L’Europarlamento sta cercando di marcare stretto Jean Claude Juncker che, sul piano degli investimenti da 300 miliardi, si gioca la sua prima prova di credibilita’. I gruppi parlamentari che hanno avuto un ruolo decisivo nella sua elezione, cercano di intervenire il piu’ possibile prima che la Commissione decida. Via via i grandi gruppi politici (Ppe, Pse e liberali) hanno approntato delle proposte a Juncker con scambi di lettere da un ‘palazzo’ all’altro, frequenti contatti. Il gruppo socialista, al contrario del popolare, ritiene fondamentale che l’operazione investimenti deve avere come complemento delle indicazioni precise per usare tutta la flessibilita’ possibile del patto di stabilita’ sui bilanci. Secondo il caporuppo socialista Gianni Pittella ci sarebbero ‘degli spiragli impensabili fino a qualche mese fa’ sul trattamento delle spese degli Stati per i progetti in questione e nell’ambito del piano Juncker ai fini dei conteggi sul deficit. Resta al momento imprecisato il dettaglio e questo non e’ cosa da poco. Non si sa per esempio se sara’ rinverdita in qualche modo la clausola degli investimenti a suo tempo esclusa per l’Italia perche’ quanto avrebbe ‘scontato’ in termini di deficit aggiuntivo equivaleva grossomodo al taglio al deficit necessario per approfittare di quella stessa clausola. Certamente l’idea di una ‘golden rule’ per scontare la spesa per investimenti produttivi dalle regole di bilancio non e’ mai passata finora e non sembrano esserci spazi perche’ possa rientrare dalla finestra per la decisa opposizione tedesca e del solito ‘fronte del Nord’.
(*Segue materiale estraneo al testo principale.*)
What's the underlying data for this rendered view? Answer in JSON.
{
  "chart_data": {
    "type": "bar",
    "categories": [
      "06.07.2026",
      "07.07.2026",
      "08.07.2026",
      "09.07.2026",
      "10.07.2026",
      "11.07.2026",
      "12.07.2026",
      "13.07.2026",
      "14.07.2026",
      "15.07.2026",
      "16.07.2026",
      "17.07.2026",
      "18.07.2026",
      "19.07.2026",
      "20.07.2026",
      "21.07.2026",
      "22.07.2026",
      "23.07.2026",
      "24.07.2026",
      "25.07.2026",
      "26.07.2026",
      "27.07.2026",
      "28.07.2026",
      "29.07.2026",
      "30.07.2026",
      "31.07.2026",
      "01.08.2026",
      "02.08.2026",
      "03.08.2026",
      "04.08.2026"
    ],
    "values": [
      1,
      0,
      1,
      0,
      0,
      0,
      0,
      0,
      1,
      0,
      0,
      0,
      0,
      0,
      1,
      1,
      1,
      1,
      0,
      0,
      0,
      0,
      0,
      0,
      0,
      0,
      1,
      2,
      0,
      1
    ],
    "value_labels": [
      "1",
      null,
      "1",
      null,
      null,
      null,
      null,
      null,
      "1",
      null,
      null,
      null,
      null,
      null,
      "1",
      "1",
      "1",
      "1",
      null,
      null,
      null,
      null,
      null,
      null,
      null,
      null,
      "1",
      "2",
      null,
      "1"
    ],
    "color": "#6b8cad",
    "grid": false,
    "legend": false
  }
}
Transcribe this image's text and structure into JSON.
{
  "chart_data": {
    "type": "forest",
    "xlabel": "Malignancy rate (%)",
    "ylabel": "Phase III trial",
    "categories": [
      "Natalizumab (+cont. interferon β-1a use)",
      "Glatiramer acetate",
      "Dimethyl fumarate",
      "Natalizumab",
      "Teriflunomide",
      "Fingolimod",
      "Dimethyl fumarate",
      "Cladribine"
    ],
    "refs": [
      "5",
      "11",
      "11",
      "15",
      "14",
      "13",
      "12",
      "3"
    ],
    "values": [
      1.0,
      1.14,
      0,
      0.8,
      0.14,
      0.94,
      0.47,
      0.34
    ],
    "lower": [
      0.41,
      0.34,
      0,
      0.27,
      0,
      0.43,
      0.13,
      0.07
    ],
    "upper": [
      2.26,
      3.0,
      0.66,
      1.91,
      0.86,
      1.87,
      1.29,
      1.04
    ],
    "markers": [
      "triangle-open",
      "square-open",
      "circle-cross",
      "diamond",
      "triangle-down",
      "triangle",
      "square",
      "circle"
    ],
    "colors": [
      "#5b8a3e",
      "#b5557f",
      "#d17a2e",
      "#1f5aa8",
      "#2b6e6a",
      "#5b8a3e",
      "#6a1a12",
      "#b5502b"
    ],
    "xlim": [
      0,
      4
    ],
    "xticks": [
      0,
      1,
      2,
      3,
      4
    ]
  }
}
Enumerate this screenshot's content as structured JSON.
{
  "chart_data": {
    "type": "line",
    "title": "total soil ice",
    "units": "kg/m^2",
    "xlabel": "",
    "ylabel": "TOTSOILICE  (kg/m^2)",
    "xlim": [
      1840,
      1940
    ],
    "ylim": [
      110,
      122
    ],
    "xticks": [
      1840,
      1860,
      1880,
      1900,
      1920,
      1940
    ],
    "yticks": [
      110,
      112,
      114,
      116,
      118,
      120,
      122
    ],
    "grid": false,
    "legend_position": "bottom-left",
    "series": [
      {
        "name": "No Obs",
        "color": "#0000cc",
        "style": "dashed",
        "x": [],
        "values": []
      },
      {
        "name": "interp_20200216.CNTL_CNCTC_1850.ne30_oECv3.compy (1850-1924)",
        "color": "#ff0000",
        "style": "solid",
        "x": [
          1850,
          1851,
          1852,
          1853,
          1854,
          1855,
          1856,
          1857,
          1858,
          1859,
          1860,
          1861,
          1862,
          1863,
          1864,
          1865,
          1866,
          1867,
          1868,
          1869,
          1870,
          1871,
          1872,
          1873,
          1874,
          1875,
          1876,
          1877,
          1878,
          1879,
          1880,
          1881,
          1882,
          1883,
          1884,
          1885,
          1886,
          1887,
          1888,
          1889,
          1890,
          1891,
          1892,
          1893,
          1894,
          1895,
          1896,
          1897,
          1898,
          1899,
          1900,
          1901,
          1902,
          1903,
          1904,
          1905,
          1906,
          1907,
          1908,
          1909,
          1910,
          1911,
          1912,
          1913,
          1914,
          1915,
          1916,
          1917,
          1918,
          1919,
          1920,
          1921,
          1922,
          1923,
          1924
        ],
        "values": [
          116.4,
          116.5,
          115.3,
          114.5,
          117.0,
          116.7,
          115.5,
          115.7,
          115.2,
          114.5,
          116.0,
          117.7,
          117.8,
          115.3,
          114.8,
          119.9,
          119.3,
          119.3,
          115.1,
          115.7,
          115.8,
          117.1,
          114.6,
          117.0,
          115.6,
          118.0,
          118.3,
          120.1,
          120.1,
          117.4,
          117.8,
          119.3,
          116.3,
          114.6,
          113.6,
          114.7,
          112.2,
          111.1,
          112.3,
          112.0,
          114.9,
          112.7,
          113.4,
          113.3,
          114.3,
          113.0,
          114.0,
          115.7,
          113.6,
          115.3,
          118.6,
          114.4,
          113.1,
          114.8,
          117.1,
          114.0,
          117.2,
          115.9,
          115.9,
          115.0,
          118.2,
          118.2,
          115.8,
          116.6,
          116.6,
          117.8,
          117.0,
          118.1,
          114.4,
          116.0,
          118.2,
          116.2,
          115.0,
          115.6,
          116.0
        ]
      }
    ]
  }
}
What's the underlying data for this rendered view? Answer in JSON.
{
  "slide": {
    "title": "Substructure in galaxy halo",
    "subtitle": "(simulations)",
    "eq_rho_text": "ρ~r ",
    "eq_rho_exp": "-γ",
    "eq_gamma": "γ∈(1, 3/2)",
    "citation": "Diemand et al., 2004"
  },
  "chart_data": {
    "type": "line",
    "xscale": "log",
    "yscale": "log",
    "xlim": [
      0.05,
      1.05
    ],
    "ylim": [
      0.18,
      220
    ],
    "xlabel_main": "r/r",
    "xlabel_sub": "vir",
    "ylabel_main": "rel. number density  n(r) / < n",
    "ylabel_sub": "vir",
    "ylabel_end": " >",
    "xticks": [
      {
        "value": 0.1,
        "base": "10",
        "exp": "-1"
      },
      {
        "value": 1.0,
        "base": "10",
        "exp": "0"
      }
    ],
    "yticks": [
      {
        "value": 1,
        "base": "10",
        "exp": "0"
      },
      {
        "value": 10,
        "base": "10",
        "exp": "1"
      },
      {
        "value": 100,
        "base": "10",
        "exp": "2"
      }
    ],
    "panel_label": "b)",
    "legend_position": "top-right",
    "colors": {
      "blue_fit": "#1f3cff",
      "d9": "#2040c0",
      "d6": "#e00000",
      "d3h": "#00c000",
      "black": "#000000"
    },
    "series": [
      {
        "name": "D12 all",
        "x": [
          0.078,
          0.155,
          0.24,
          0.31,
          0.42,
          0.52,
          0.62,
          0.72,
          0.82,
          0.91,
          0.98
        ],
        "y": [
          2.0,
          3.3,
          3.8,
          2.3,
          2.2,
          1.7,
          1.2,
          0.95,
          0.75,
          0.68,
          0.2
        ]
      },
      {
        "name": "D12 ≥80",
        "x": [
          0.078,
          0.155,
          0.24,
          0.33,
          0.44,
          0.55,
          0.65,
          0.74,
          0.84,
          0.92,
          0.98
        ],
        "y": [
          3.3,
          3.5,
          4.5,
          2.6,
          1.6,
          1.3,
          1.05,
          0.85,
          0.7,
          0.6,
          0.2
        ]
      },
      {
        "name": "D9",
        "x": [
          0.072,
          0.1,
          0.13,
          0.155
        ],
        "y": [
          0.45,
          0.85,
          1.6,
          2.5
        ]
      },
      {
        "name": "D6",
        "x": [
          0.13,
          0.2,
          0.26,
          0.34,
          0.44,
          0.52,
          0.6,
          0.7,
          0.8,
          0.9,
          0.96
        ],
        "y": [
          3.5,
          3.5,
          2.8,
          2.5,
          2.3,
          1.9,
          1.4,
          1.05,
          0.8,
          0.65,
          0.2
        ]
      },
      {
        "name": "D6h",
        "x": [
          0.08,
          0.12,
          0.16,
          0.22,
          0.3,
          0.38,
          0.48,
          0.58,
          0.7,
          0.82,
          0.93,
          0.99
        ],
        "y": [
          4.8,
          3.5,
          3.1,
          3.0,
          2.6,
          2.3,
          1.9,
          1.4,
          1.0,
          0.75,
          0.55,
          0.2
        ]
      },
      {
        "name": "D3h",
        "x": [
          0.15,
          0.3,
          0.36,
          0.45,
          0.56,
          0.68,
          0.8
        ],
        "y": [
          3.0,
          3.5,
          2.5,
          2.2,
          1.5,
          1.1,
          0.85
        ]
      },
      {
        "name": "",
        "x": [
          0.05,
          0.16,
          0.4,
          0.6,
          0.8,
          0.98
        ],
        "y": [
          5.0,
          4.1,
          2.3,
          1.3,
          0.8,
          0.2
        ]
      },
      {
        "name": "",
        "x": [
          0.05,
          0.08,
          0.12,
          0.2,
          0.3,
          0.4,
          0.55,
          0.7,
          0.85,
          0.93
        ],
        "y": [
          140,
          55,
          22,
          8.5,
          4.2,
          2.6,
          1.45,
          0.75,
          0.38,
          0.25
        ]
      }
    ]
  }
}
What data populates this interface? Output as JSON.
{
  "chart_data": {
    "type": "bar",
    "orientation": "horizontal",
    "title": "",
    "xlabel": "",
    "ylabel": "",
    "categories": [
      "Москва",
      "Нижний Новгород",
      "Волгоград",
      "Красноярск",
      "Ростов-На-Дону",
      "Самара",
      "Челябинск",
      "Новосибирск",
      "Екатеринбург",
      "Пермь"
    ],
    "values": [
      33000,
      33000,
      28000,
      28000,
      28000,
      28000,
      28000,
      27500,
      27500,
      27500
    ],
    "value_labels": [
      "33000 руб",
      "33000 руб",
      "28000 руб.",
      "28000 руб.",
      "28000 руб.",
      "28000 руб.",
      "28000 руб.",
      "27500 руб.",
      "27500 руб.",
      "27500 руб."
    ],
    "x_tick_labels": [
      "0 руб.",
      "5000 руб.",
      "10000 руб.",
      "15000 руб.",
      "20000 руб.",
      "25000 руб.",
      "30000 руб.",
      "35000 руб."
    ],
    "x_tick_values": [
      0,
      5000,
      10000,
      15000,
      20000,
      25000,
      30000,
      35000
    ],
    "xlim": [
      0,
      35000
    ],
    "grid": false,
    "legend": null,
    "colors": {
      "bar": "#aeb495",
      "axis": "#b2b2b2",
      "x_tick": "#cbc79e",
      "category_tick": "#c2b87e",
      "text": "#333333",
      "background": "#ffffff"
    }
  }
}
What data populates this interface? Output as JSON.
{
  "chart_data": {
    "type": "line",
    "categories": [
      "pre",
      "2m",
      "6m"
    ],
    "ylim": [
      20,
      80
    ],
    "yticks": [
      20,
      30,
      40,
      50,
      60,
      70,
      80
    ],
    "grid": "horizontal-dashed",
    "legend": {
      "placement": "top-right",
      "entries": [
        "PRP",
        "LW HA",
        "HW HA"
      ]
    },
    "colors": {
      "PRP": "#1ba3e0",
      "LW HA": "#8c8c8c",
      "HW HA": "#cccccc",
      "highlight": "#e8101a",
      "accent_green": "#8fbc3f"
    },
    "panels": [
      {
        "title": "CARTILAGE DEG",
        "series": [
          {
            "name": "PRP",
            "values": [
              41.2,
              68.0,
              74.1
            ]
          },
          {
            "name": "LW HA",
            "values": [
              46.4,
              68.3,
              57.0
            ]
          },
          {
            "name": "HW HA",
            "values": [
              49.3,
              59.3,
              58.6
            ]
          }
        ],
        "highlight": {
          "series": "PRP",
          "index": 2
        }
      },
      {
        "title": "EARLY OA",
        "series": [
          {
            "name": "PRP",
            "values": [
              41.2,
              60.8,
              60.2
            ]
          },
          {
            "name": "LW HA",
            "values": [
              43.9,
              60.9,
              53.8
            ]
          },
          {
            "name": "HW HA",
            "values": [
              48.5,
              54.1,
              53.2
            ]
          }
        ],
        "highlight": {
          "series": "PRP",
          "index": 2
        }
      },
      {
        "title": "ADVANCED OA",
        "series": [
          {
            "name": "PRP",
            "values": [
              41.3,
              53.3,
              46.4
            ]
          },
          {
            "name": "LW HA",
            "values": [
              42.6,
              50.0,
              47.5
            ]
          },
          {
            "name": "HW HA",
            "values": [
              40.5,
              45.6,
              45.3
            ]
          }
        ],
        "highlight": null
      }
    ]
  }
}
Il tentativo di una parte del Parlamento e di alcuni governi (l’Italia in primo luogo) e’ creare un nuovo spazio per far passare il principio in base al quale la spesa per alcuni investimenti di carattere e interesse europeo, strettamente concordati a livello Ue, sia possibile sfuggire alle maglie dei calcoli per assicurare gli aggiustamenti del bilancio. ‘Bisognerebbe avere lo stesso approccio che ha Mario Draghi sulla politica monetaria in questa fase all’insegna del ‘whatever it takes’ per preservare l’euro – sostiene l’eurodeputato socialista Renato Soru -, fare tutto cio’ che e’ necessario per rilanciare la crescita economica’. Quindi creare delle ‘aperture’ sugli investimenti. Il Ppe insiste sulla necessita’ di non condurre in porto operazioni a debito.